Nathan Sykes – The Ruby Lounge – Manchester – Live – 12th April 2015
Reinvention: “take up a radically new job or way of life.” Over the years there has been a plethora of once poster, lunch-box and condom adorning pin-ups that have attempted to shift from pop outfit to solo artist. Robbie Williams negotiated this change. As did Brandon Flowers. Even Emma Bunton made a semi-good fist at it. But one glance in Lee Ryan’s direction suggests this can be easier said than done.

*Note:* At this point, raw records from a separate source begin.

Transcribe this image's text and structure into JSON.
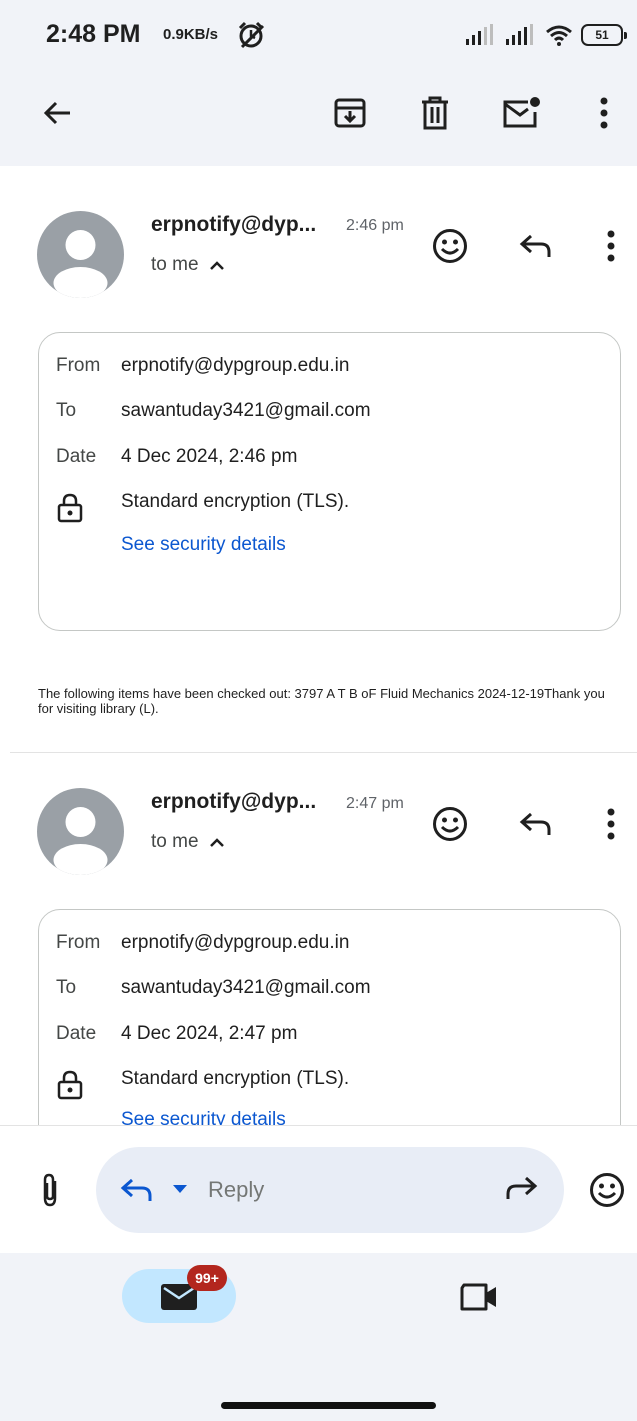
{
  "status_bar": {
    "time": "2:48 PM",
    "speed": "0.9KB/s",
    "battery": "51"
  },
  "toolbar": {
    "back_icon": "arrow-left-icon",
    "archive_icon": "archive-icon",
    "delete_icon": "trash-icon",
    "mark_unread_icon": "mail-unread-icon",
    "more_icon": "more-vert-icon"
  },
  "messages": [
    {
      "sender": "erpnotify@dyp...",
      "time": "2:46 pm",
      "to_me": "to me",
      "details": {
        "from_label": "From",
        "from": "erpnotify@dypgroup.edu.in",
        "to_label": "To",
        "to": "sawantuday3421@gmail.com",
        "date_label": "Date",
        "date": "4 Dec 2024, 2:46 pm",
        "encryption": "Standard encryption (TLS).",
        "security_link": "See security details"
      },
      "body": "The following items have been checked out: 3797 A T B oF Fluid Mechanics 2024-12-19Thank you for visiting library (L)."
    },
    {
      "sender": "erpnotify@dyp...",
      "time": "2:47 pm",
      "to_me": "to me",
      "details": {
        "from_label": "From",
        "from": "erpnotify@dypgroup.edu.in",
        "to_label": "To",
        "to": "sawantuday3421@gmail.com",
        "date_label": "Date",
        "date": "4 Dec 2024, 2:47 pm",
        "encryption": "Standard encryption (TLS).",
        "security_link": "See security details"
      }
    }
  ],
  "reply_bar": {
    "placeholder": "Reply"
  },
  "bottom_nav": {
    "mail_badge": "99+"
  },
  "colors": {
    "accent_blue": "#0b57d0",
    "surface": "#f1f3f8",
    "badge_red": "#b3261e",
    "nav_active": "#c2e7ff"
  }
}
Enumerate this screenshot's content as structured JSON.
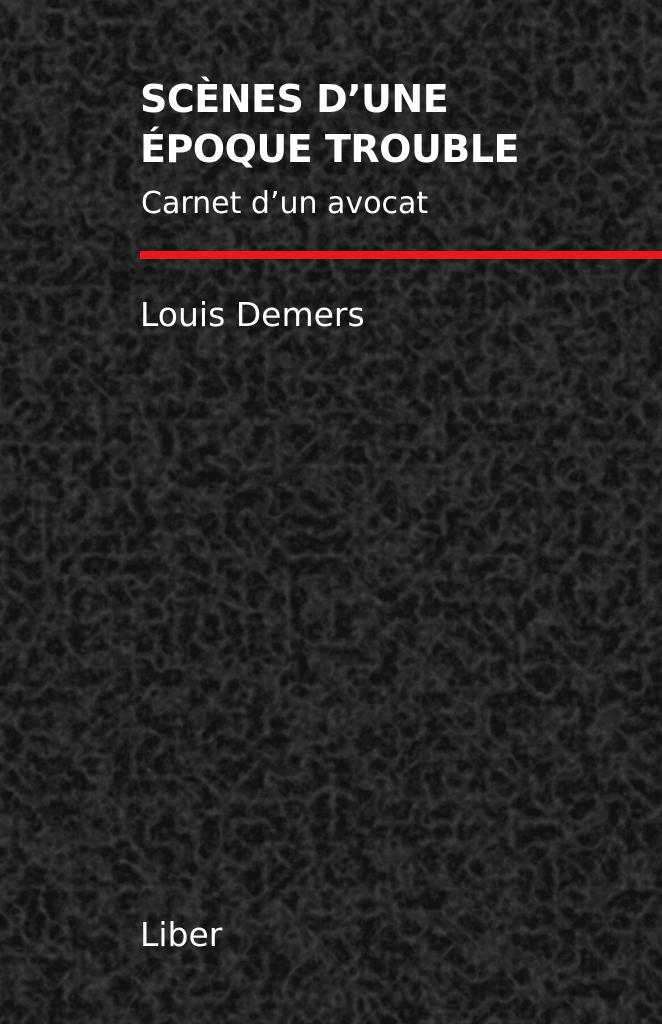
{
  "cover": {
    "title_line_1": "SCÈNES D’UNE",
    "title_line_2": "ÉPOQUE TROUBLE",
    "subtitle": "Carnet d’un avocat",
    "author": "Louis Demers",
    "publisher": "Liber"
  },
  "colors": {
    "background": "#121212",
    "accent_rule": "#e8181e",
    "text": "#ffffff"
  }
}
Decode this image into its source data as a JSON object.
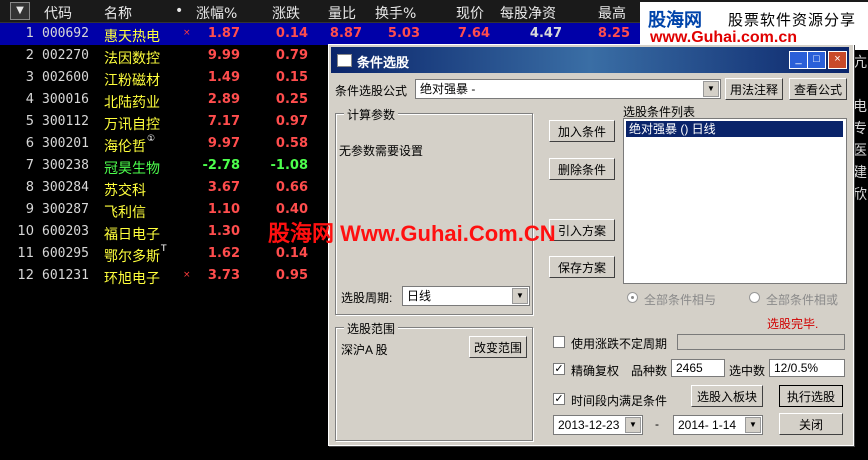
{
  "table": {
    "dropdown_glyph": "▼",
    "headers": [
      "代码",
      "名称",
      "•",
      "涨幅%",
      "涨跌",
      "量比",
      "换手%",
      "现价",
      "每股净资",
      "最高"
    ],
    "rows": [
      {
        "idx": "1",
        "code": "000692",
        "name": "惠天热电",
        "mark": "×",
        "pct": "1.87",
        "chg": "0.14",
        "vol": "8.87",
        "turn": "5.03",
        "price": "7.64",
        "nav": "4.47",
        "high": "8.25",
        "dir": "up"
      },
      {
        "idx": "2",
        "code": "002270",
        "name": "法因数控",
        "mark": "",
        "pct": "9.99",
        "chg": "0.79",
        "dir": "up"
      },
      {
        "idx": "3",
        "code": "002600",
        "name": "江粉磁材",
        "mark": "",
        "pct": "1.49",
        "chg": "0.15",
        "dir": "up"
      },
      {
        "idx": "4",
        "code": "300016",
        "name": "北陆药业",
        "mark": "",
        "pct": "2.89",
        "chg": "0.25",
        "dir": "up"
      },
      {
        "idx": "5",
        "code": "300112",
        "name": "万讯自控",
        "mark": "",
        "pct": "7.17",
        "chg": "0.97",
        "dir": "up"
      },
      {
        "idx": "6",
        "code": "300201",
        "name": "海伦哲",
        "sup": "①",
        "mark": "",
        "pct": "9.97",
        "chg": "0.58",
        "dir": "up"
      },
      {
        "idx": "7",
        "code": "300238",
        "name": "冠昊生物",
        "mark": "",
        "pct": "-2.78",
        "chg": "-1.08",
        "dir": "down"
      },
      {
        "idx": "8",
        "code": "300284",
        "name": "苏交科",
        "mark": "",
        "pct": "3.67",
        "chg": "0.66",
        "dir": "up"
      },
      {
        "idx": "9",
        "code": "300287",
        "name": "飞利信",
        "mark": "",
        "pct": "1.10",
        "chg": "0.40",
        "dir": "up"
      },
      {
        "idx": "10",
        "code": "600203",
        "name": "福日电子",
        "mark": "",
        "pct": "1.30",
        "chg": "",
        "dir": "up"
      },
      {
        "idx": "11",
        "code": "600295",
        "name": "鄂尔多斯",
        "sup": "T",
        "mark": "",
        "pct": "1.62",
        "chg": "0.14",
        "dir": "up"
      },
      {
        "idx": "12",
        "code": "601231",
        "name": "环旭电子",
        "mark": "×",
        "pct": "3.73",
        "chg": "0.95",
        "dir": "up"
      }
    ],
    "right_edge_chars": [
      "亢",
      "电",
      "专",
      "医",
      "建",
      "欣"
    ]
  },
  "watermark": {
    "logo": "股海网",
    "tagline": "股票软件资源分享",
    "url": "www.Guhai.com.cn",
    "center_text": "股海网 Www.Guhai.Com.CN"
  },
  "dialog": {
    "title": "条件选股",
    "title_buttons": [
      "_",
      "□",
      "×"
    ],
    "formula_label": "条件选股公式",
    "formula_value": "绝对强暴 -",
    "usage_btn": "用法注释",
    "view_formula_btn": "查看公式",
    "calc_group": "计算参数",
    "no_params": "无参数需要设置",
    "period_label": "选股周期:",
    "period_value": "日线",
    "add_btn": "加入条件",
    "delete_btn": "删除条件",
    "import_btn": "引入方案",
    "save_btn": "保存方案",
    "list_label": "选股条件列表",
    "list_items": [
      "绝对强暴 () 日线"
    ],
    "radio_all_and": "全部条件相与",
    "radio_all_or": "全部条件相或",
    "status": "选股完毕.",
    "scope_group": "选股范围",
    "scope_value": "深沪A 股",
    "change_scope_btn": "改变范围",
    "use_limit_label": "使用涨跌不定周期",
    "exact_label": "精确复权",
    "count_label": "品种数",
    "count_value": "2465",
    "selected_label": "选中数",
    "selected_value": "12/0.5%",
    "to_sector_btn": "选股入板块",
    "execute_btn": "执行选股",
    "in_period_label": "时间段内满足条件",
    "date_from": "2013-12-23",
    "date_sep": "-",
    "date_to": "2014- 1-14",
    "close_btn": "关闭"
  },
  "colors": {
    "up": "#ff4d4d",
    "down": "#4dff4d",
    "name": "#ffff3c",
    "selected_row": "#0000a8",
    "dialog_bg": "#d4d0c8"
  }
}
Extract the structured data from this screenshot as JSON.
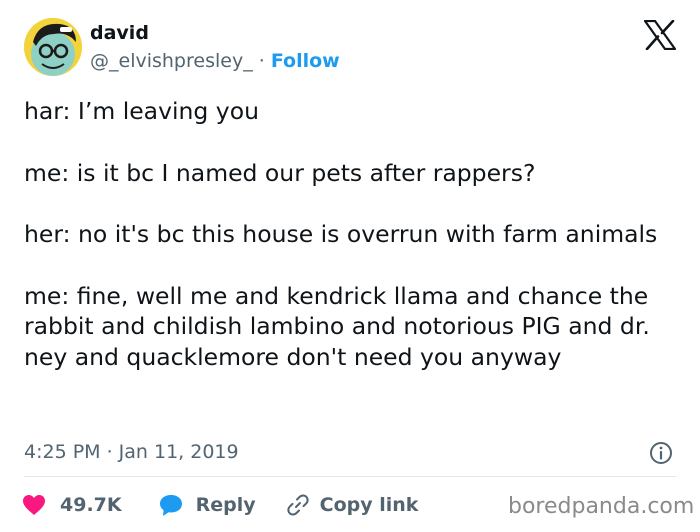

He steered further down the reinventing the wheel synopsis. Probably just a Blue thing. Once a character within the chart-topping soap opera of a group The Wanted, Nathan Sykes has become the first to drop the ‘boy-band’ tag and tread the boards alone.
The Ruby Lounge was filled with his former admirers. Parents hovering lowly at the back; adolescent girls waving their camera phones in time with the Sam Smith track scoring the wait for the 21 year old star; a hipster sips at a brandy. All very civilised. All very proper. Then. Bang. Cue raptures of females losing their minds, voices and shit. Ecstasy was an understatement for these people.
Throughout the Sunday night session Sykes illustrated his capacity to fulfil his reawakening from bit-part vocalist to genuine soul performer. As a collection of songs they maintained Sykes’ pop laced principles that steer slightly within the Sheeran meets Adele stomping group. ‘Over and Over Again’ was wrenching; self-accompanied on piano, Sykes’ understanding and melodic craft flourished. The broken progressions allowed his voice to forcefully hum out, breaking easily from hushing lows to piercing highs.
The seeds of melancholia that these traditional love songs were coloured with were unequivocally diluted by summer fuelled bursts of buoyant pop. ‘Money’ discussed the importance of currency within the minds of potential lovers, decorated with snappy horn explosions and sharp backing vocals that were as spirited as their on stage gyrating suggested. Running at the nucleus of each Sykes composition is a playful allure that spreads throughout each musical sound-bite created. ‘Famous’ – typically about the processes of generating requited ardor – was littered with infectious hooks; there was a reluctant aura within the backing ensemble, sensual guitar patterns and a real biting fever within the drums. Solid, solid pop.
‘More Than You’ll Ever Know’ was Sykes epitomising what his aficionados demand most from his music; sun-kissed hooks, cheeky guitars and a chorus packed out with blasting horns. A perfect soundtrack for screaming. ‘Freedom’ feels like his compositional breakthrough. Rarely is Sykes’ voice better – bar on a soul touched rendition of Adele’s ‘Rolling in the Deep’ – than within this dance-floor anthem; highlighted within a brittly intensifying chorus.
Sykes’ inaugural foray as a songster was classically zealous. With a voice to back up his affable onstage character, Sykes’ promise is distinctly less Ryan and more Williams.